Das erste Teilstück der Kreisstraße 16 im Bereich zwischen Walschleben und Riethnordhausen ist fertig gestellt. Dennoch bleibt die Straße für den Verkehr weiter gesperrt, denn der nächste Bauabschnitt schließt sich nahtlos an. Die ersten rund 1,5 Kilometer der Straße ab dem Walschlebener Bahnhof zeigen, worauf es den Planern ankam – mehr Sicherheit für die Verkehrsteilnehmer. Die Straße ist auf sechs Meter verbreitert worden und neben ihr verläuft ein 2,50 Meter breiter, asphaltierter Radweg.

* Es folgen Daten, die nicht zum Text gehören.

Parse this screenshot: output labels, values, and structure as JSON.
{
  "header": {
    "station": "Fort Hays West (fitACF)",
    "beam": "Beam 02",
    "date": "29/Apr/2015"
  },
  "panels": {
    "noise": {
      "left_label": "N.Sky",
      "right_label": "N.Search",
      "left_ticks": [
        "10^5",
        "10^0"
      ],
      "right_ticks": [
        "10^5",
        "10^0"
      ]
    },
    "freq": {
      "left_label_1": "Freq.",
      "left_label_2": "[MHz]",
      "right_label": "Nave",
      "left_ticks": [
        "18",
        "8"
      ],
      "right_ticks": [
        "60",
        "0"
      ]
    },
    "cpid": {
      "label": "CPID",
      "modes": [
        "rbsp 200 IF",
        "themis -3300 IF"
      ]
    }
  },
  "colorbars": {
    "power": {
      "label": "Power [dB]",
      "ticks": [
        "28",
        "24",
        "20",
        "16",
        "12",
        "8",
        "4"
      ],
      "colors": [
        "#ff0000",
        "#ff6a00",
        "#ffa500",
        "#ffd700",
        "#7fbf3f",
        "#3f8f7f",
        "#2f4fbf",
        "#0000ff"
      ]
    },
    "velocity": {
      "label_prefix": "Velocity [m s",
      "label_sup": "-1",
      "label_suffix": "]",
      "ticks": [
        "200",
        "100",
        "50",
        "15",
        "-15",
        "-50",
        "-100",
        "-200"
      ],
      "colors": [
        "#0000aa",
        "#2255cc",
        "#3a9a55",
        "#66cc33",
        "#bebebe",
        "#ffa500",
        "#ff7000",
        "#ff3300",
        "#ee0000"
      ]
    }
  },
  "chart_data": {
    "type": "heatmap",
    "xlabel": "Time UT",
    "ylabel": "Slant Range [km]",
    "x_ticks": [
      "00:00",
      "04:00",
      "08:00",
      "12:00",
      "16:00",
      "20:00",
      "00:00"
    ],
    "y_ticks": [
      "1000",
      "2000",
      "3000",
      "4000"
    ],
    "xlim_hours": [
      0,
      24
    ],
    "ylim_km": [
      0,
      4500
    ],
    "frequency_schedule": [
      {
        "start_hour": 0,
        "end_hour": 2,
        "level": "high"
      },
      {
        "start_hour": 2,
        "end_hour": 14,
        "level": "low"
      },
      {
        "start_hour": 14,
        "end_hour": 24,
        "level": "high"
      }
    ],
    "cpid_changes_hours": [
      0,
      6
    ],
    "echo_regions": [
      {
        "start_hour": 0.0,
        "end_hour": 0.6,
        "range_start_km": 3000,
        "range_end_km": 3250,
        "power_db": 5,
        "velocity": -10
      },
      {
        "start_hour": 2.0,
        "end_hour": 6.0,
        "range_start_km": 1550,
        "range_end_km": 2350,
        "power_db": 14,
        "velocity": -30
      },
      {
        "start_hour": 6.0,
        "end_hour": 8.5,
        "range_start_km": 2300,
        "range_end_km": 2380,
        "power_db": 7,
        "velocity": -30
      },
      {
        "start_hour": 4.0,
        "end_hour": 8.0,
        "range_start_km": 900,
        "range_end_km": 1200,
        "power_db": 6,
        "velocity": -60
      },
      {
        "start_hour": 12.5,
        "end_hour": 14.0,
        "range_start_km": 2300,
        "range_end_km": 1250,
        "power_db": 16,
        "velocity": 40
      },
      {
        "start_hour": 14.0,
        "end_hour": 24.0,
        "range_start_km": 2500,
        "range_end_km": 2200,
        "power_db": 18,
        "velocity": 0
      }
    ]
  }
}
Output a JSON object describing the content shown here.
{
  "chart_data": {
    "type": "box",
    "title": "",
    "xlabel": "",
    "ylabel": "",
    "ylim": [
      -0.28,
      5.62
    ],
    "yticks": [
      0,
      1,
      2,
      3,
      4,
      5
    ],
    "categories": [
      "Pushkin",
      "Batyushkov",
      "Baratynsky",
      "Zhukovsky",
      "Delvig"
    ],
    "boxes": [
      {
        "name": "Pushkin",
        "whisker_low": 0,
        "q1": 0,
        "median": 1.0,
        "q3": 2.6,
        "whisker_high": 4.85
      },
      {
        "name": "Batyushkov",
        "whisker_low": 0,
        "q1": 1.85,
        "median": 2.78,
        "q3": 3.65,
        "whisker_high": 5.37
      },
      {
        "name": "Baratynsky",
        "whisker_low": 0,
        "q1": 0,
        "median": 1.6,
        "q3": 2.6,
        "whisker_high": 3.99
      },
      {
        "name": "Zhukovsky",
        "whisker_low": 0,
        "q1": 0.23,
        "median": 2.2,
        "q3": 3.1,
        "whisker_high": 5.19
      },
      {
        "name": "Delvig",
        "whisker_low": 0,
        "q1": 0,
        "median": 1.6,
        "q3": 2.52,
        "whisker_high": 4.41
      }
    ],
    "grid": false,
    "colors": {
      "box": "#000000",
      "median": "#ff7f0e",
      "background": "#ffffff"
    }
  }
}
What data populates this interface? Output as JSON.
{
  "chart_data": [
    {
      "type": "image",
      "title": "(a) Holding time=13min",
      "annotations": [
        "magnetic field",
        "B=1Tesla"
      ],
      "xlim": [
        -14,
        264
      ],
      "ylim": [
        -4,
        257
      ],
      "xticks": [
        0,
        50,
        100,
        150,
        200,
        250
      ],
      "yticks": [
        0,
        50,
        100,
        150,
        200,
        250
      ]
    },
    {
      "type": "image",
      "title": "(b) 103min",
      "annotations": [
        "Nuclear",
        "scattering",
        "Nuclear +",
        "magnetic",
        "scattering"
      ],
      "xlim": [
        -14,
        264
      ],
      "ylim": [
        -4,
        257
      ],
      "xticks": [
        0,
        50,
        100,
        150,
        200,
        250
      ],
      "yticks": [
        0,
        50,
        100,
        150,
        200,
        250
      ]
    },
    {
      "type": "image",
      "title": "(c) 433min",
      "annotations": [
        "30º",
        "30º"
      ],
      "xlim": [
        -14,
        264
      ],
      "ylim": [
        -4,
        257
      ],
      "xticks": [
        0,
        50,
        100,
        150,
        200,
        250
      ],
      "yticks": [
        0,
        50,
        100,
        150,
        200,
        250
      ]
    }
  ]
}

Unter ca. der Hälfte des neuen Straßenstückes, auf 750 Metern Länger liegt als Teil des Unterbaues die alte Trasse. Im weiteren Verlauf wurde die Straßenführung verändert, um die gefährliche S-Kurve durch einen großzügigeren Kurvenradius zu ersetzen.

Neben der Straße verläuft ein Drainagegraben von ca. 30 Zentimetern Breite, der dafür sorgt, dass Oberflächen- also Regenwasser in Rohre und letztlich in den straßenbegleitenden Graben geleitet wird und gut ablaufen kann. Dort, wo früher eine Brücke den Graben überspannte wurden drei Betonfertigteile eingebaut, über die der Radweg verläuft.

Derzeit wird bereits Erdreich neben der alten Straße im zweiten Bauabschnitt bewegt. Das nächste Teilstück ist in Angriff genommen und wird den gleichen hohen Anforderungen genügen wie das erste.